Antibiotic resistance: here are the new weapons against superbugs

Antibiotic resistance: here are the new weapons against superbugs

Becoming resistant to drugs. This is the super power of bacteria which, treatment after treatment, have learned to develop new strategies to resist the effects of antibiotics, transforming themselves. An unequal fight, precisely because we cannot keep up with them: we have few weapons at our disposal, and we are not even good at using them. Due to bacterial evolution, non-adherence to therapies and the incorrect use we make of them, all antibiotics currently on the market will tend to become ineffective. So much so that, by 2050, multi-resistant microorganisms could become the leading cause of death worldwide.

In Italy alone, antibiotic resistance already causes 11 thousand deaths a year. This is why every new molecule isolated is always good news. In recent months it has been welcomed with enthusiasm the discovery of solanimycin, which can be extracted from potatoes and is effective against a wide range of fungi both at an agricultural and human level, starting from Candida albicans. Clovibactin, capable of fighting multiresistant Gram-positive bacteria, was extracted for the first time from bacteria that were considered uncultivable, and a phase III study demonstrated the efficacy of zoliflodacinin which hopes are placed to stem the spread of the so-called “super-gonorrhea”.

Thanks to artificial intelligence, important progress is being made in the pharmacological field. A few days ago was the discovery of one new structural class of antibiotics against the feared Staphylococcus aureus, which occurred thanks to “deep learning” approaches that helped in the virtual exploration of new chemical targets. In practice, researchers at the Massachusetts Institute of Technology and Harvard University were able to test millions of chemical compounds in a few weeks to identify a molecule that seemed promising, a feat only possible for a super computer. Today’s news is instead a new clinical candidate belonging to another new class of antibiotics againstAcinetobacter baumannii resistant to carbapenems, a critical pathogen with priority 1 by the World Health Organization among intra-hospital infections.

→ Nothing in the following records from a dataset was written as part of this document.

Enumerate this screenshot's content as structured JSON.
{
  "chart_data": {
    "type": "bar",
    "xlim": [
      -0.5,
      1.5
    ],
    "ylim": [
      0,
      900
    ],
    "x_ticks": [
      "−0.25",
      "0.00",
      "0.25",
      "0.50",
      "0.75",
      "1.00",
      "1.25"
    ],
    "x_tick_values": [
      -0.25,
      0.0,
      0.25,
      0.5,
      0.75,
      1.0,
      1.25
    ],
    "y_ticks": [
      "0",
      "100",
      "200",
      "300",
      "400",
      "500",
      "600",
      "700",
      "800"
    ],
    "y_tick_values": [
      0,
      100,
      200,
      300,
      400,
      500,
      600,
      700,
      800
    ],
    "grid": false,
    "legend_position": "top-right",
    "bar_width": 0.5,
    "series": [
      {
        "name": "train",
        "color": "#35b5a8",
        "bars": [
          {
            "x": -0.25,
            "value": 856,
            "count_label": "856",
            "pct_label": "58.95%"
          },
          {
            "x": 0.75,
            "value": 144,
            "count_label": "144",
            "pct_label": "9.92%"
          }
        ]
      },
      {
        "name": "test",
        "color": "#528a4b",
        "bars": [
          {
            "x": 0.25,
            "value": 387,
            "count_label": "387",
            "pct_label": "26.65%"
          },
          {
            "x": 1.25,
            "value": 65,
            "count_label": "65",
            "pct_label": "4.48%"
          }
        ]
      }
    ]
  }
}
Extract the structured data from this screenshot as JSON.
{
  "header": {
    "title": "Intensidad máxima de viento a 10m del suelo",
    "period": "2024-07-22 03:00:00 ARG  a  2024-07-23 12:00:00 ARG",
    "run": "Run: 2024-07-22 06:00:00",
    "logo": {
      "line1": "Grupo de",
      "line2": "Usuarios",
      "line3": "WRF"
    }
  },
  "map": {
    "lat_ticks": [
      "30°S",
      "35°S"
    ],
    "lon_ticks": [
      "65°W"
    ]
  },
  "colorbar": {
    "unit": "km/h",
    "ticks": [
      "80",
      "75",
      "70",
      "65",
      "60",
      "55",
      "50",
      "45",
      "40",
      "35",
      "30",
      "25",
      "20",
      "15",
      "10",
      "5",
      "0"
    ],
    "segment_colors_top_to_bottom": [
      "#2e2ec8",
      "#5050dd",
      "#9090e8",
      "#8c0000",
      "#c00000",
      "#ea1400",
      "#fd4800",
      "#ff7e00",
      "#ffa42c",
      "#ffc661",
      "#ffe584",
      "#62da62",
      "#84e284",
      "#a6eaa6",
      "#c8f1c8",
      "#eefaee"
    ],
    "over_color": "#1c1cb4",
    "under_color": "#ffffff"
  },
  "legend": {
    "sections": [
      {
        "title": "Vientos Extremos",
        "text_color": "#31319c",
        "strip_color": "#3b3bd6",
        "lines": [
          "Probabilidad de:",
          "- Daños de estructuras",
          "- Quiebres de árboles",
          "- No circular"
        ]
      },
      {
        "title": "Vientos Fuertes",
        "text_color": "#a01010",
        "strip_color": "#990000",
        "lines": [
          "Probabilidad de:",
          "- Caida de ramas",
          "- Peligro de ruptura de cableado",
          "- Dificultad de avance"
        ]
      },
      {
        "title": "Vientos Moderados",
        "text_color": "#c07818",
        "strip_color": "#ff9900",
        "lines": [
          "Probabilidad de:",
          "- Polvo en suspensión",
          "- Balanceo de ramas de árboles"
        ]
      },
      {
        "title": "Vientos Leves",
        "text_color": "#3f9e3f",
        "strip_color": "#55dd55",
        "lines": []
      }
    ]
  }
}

This microorganism is the practical example of how bacteria are evolving to resist antibiotics. It has built an armor based on lipopolysaccharide that does not allow the penetration of various drugs, which allows it to continue infecting the human host undisturbed. The antibiotic just discoveredidentified by Claudia Zampaloni, Patrizio Mattei, Konrad Bleicher and colleagues from the pharmaceutical company Roche and Harvard University, is a macrocyclic peptide called zosurabalpine that is based on an unusual mechanism of inhibition of lipid transport, extending this class of antibiotics to other Gram-negative pathogens.

“The creation of new molecules and every advance in scientific research is fundamental. But it is only one side of the coin”, explains a Health doctor Giovanni Maga, director of the Department of Biomedical Sciences of the National Research Council Cnr-Dsb. “Every antibiotic tends to create resistance and trigger bacterial evolution, which is why it is equally essential to find new strategies to control the growth of microbes and learn to best manage the treatments we have. Technological innovations are certainly speeding up research, but there it will take some time before the new molecules discovered, however promising, reach the patients’ bedsides. But the problem of antibiotic resistance is already current and dramatic and this should open our eyes and understand the absolute importance of correct management of the drugs that we have available today”.

In Italy there is a National plan to combat antibiotic resistance and thanks to Pnrr funds the Inf-Act Foundation“an alliance of 25 public and private research institutions distributed throughout the national territory, of which we at the Cnr are also part, against emerging infectious diseases, which starts from the identification of the main current threats and those that could emerge in the future. And a section was dedicated to drug resistance – continues the virologist -. Training is a pillar, both for researchers and healthcare workers but also for patients. Only with a generation of more aware scientists will it be possible to achieve to new effective discoveries, but to solve the problem we need the commitment of every person who comes into contact with an antibiotic, not just research laboratories, industries, farmers and healthcare personnel”.

An aspect that is too often underestimated is “the management of antibiotics by us end users – concludes Maga -. Taking them preventively is no longer a sustainable approach. If we want the antibiotics at our disposal to work until new ones are authorized molecules, it is absolutely necessary to take them upon medical indication and in the right doses. And when we finish the treatment, the remainder must be disposed of correctly: the drugs must be taken to the appropriate containers present in pharmacies, clinics and hospitals. They must never be thrown into the unsorted rubbish , just as liquids should not be emptied into the kitchen sink or bathroom and then separated into glass. This is because, even if expired, there is always an active ingredient which, spreading in the environment, leads to the selection of new drug-resistant bacteria who in turn may infect us but will resist treatment.” A vicious circle that began when Fleming discovered penicillin in 1928 and which today represents one of the most impactful health challenges of the coming years.